Here’s an example of how Dottify works:

from dottify import Dottify

# Initial data
persons = {
    "Alice": {
        "age": 30,
        "city": "Paris",
        "profession": "Engineer"
    },
    "Charlie": {
        "age": 35,
        "city": "Marseille",
        "profession": "Doctor"
    }
}

# Wrap with Dottify
people = Dottify(persons)

# Merge with + operator (__add__)
new_person = {
    "Bob": {
        "age": 2,
        "city": "Lyon",
        "profession": "Designer"
    }
}
people = people + new_person

# In-place merge with += (__iadd__)
people += Dottify({
    "John": {
        "age": 27,
        "city": "Toulouse",
        "profession": "Carpenter"
    }
})

# Access by dot notation and key lookup
print(people.Alice.age)             # 30
print(people["Charlie"].city)       # Marseille
print(people.Bob.profession)        # Designer

# Index-based access (__getitem__)
print(people[3].profession)         # Carpenter (John)

# Modify attributes
people.John.profession = "Developer"
people.Bob.age = 39

# Use get() with case-insensitive fallback
print(people.get("alice", "Not Found").city)     # Paris
print(people.get("ALICIA", "Not Found"))         # Not Found

# Remove a key by name
people.remove("Bob")  # Removes Bob

# Check if a key exists
print(people.has_key("charlie"))     # False (because 'charlie' != 'Charlie')
print(people.has_key("Charlie"))     # True
print(people.has_key("unknown"))     # False

# Use len(), keys(), values(), items()
print(len(people))                   # 3 (Alice, Charlie, John)
print(list(people.keys()))           # ['Alice', 'Charlie', 'John']
print([v.city for v in people.values()])  # ['Paris', 'Marseille', 'Toulouse']
print([(k, v.age) for k, v in people.items()])  # [('Alice', 30), ('Charlie', 35), ('John', 27)]

Features

  • Converts standard and nested dictionaries into objects with attribute access.
  • Supports both dot notation (obj.key) and dictionary-style (obj["key"]) access.
  • All access is case-sensitive.
  • Friendly error messages with key suggestions (case-insensitive search).
  • Key removal with .remove("Key") is case-sensitive, but also provides suggestions if the key doesn't match.
  • Easily convert back to a standard dict using .to_dict().
  • Supports .keys(), .values(), .items(), iteration, and len() additions.
  • Well-documented and fully tested with pytest.

Tests

To run the test suite:

pytest tests/

Contributing

Contributions are welcome!
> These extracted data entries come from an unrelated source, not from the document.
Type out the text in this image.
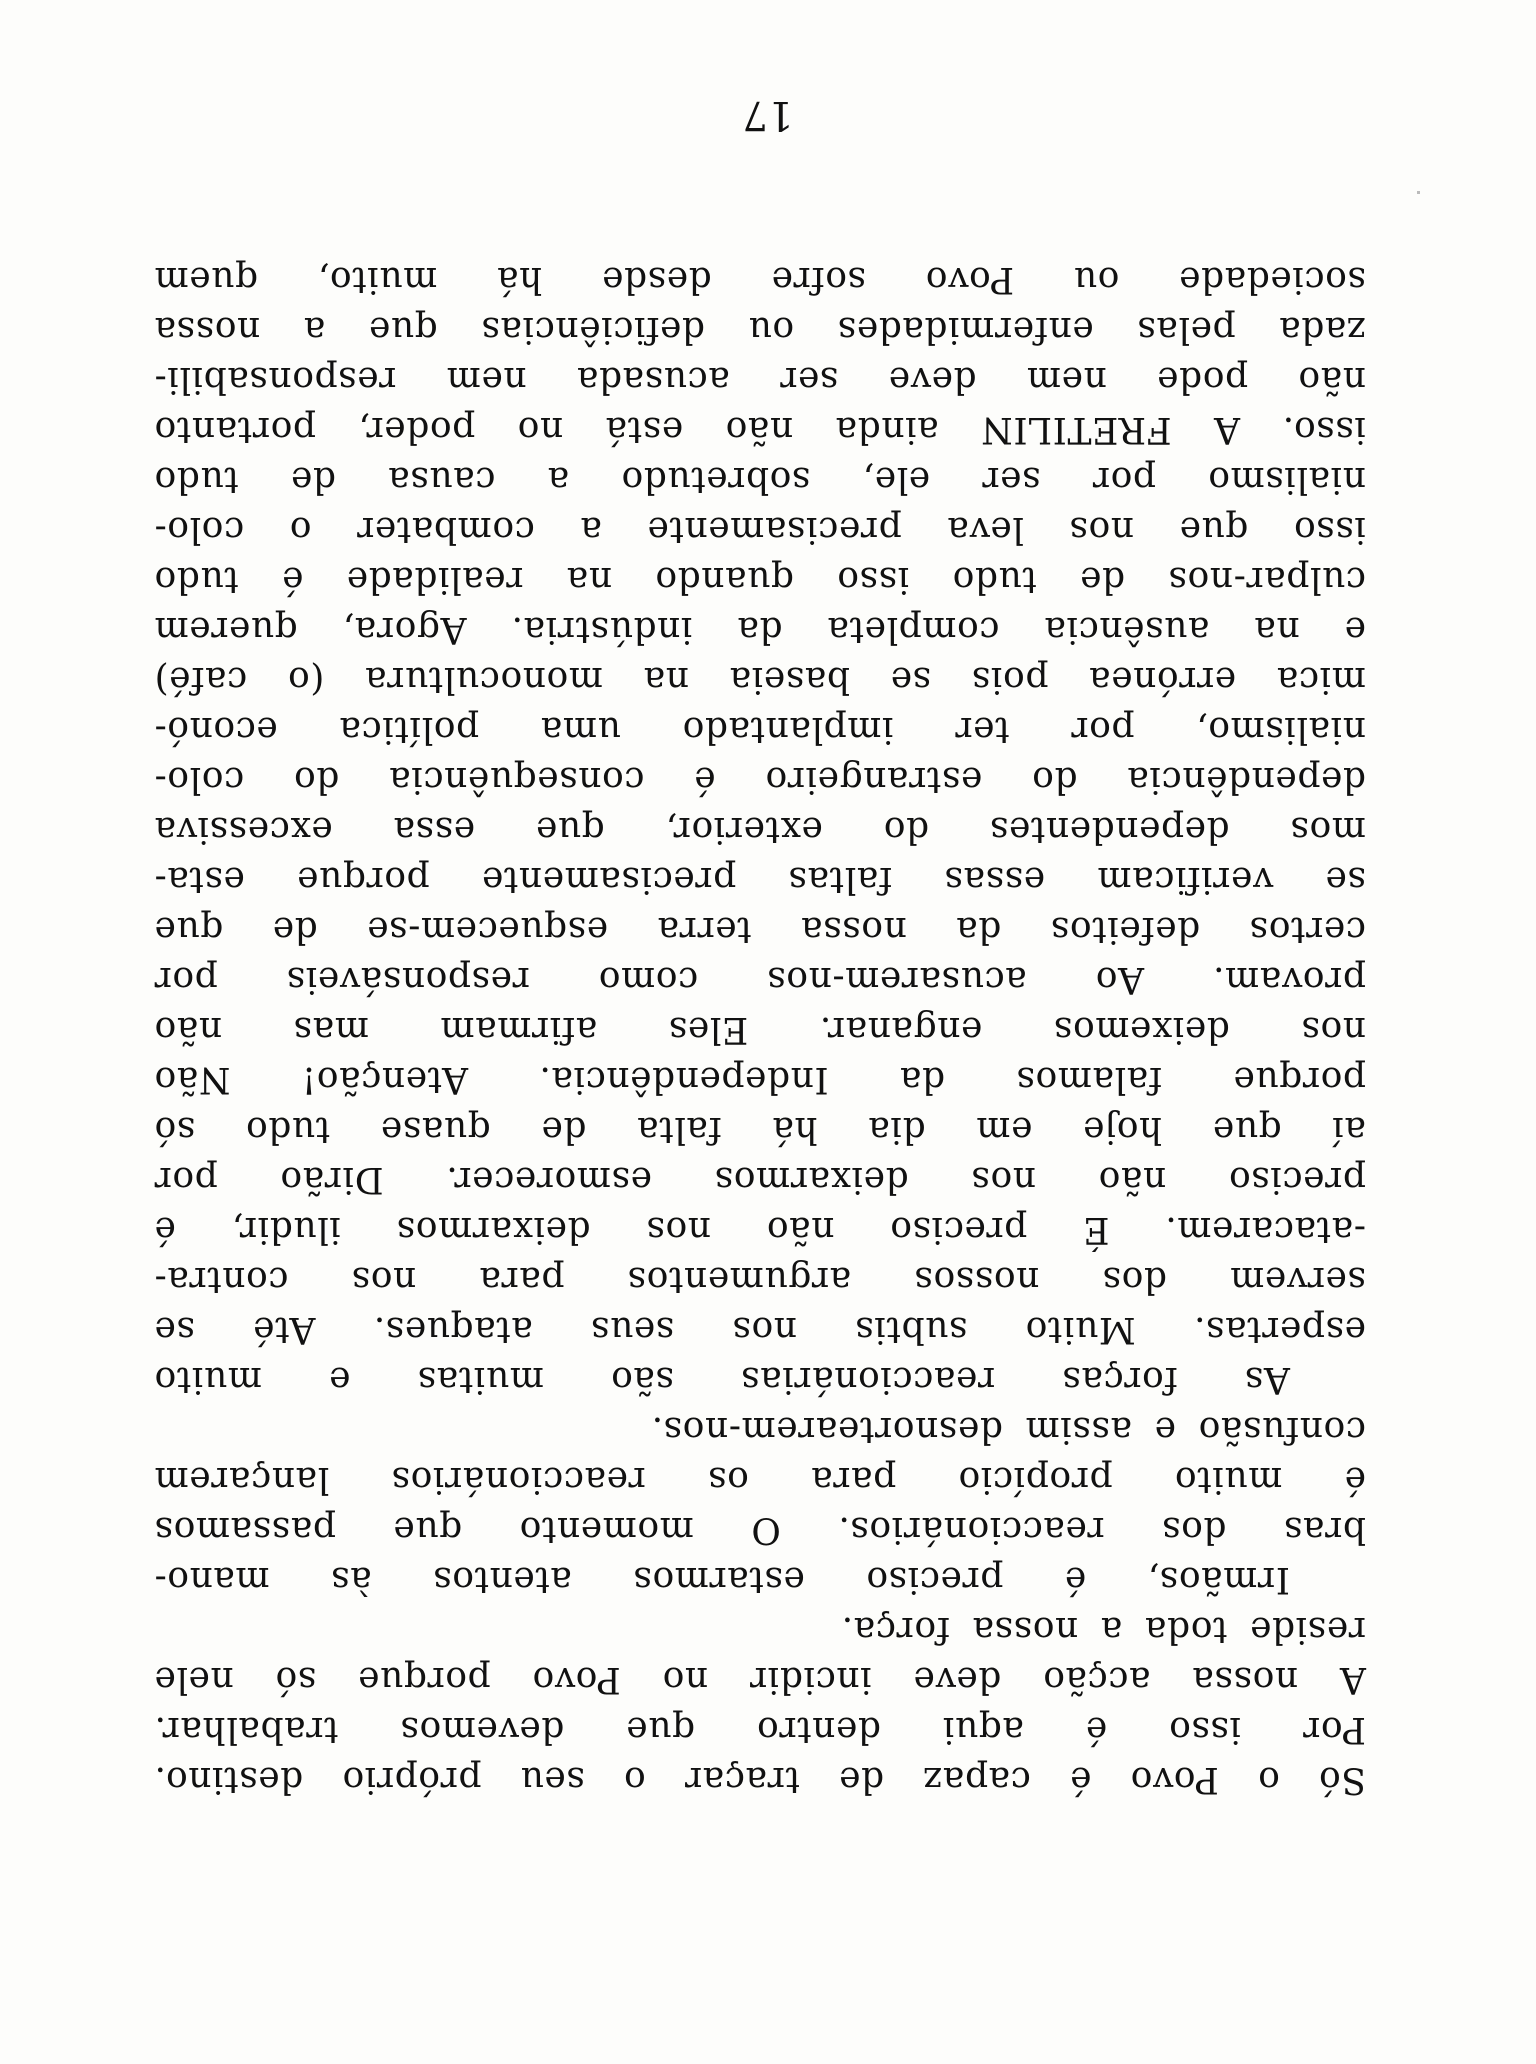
Só o Povo é capaz de traçar o seu próprio destino.
Por isso é aqui dentro que devemos trabalhar.
A nossa acção deve incidir no Povo porque só nele
reside toda a nossa força.
Irmãos, é preciso estarmos atentos às mano-
bras dos reaccionários. O momento que passamos
é muito propício para os reaccionários lançarem
confusão e assim desnortearem-nos.
As forças reaccionárias são muitas e muito
espertas. Muito subtis nos seus ataques. Até se
servem dos nossos argumentos para nos contra-
-atacarem. É preciso não nos deixarmos iludir, é
preciso não nos deixarmos esmorecer. Dirão por
aí que hoje em dia há falta de quase tudo só
porque falamos da Independência. Atenção! Não
nos deixemos enganar. Eles afirmam mas não
provam. Ao acusarem-nos como responsáveis por
certos defeitos da nossa terra esquecem-se de que
se verificam essas faltas precisamente porque esta-
mos dependentes do exterior, que essa excessiva
dependência do estrangeiro é consequência do colo-
nialismo, por ter implantado uma política econó-
mica errónea pois se baseia na monocultura (o café)
e na ausência completa da indústria. Agora, querem
culpar-nos de tudo isso quando na realidade é tudo
isso que nos leva precisamente a combater o colo-
nialismo por ser ele, sobretudo a causa de tudo
isso. A FRETILIN ainda não está no poder, portanto
não pode nem deve ser acusada nem responsabili-
zada pelas enfermidades ou deficiências que a nossa
sociedade ou Povo sofre desde há muito, quem
17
Feel free to open issues or submit pull requests on the GitHub repository.

License

Distributed under the MIT License. See LICENSE for more information.

About

Dottify is a lightweight Python library that transforms dictionaries into objects with attribute-style access. Instead of the traditional dict['key'] syntax, you can conveniently access dictionary values using dot notation like dict.key after wrapping it with Dottify.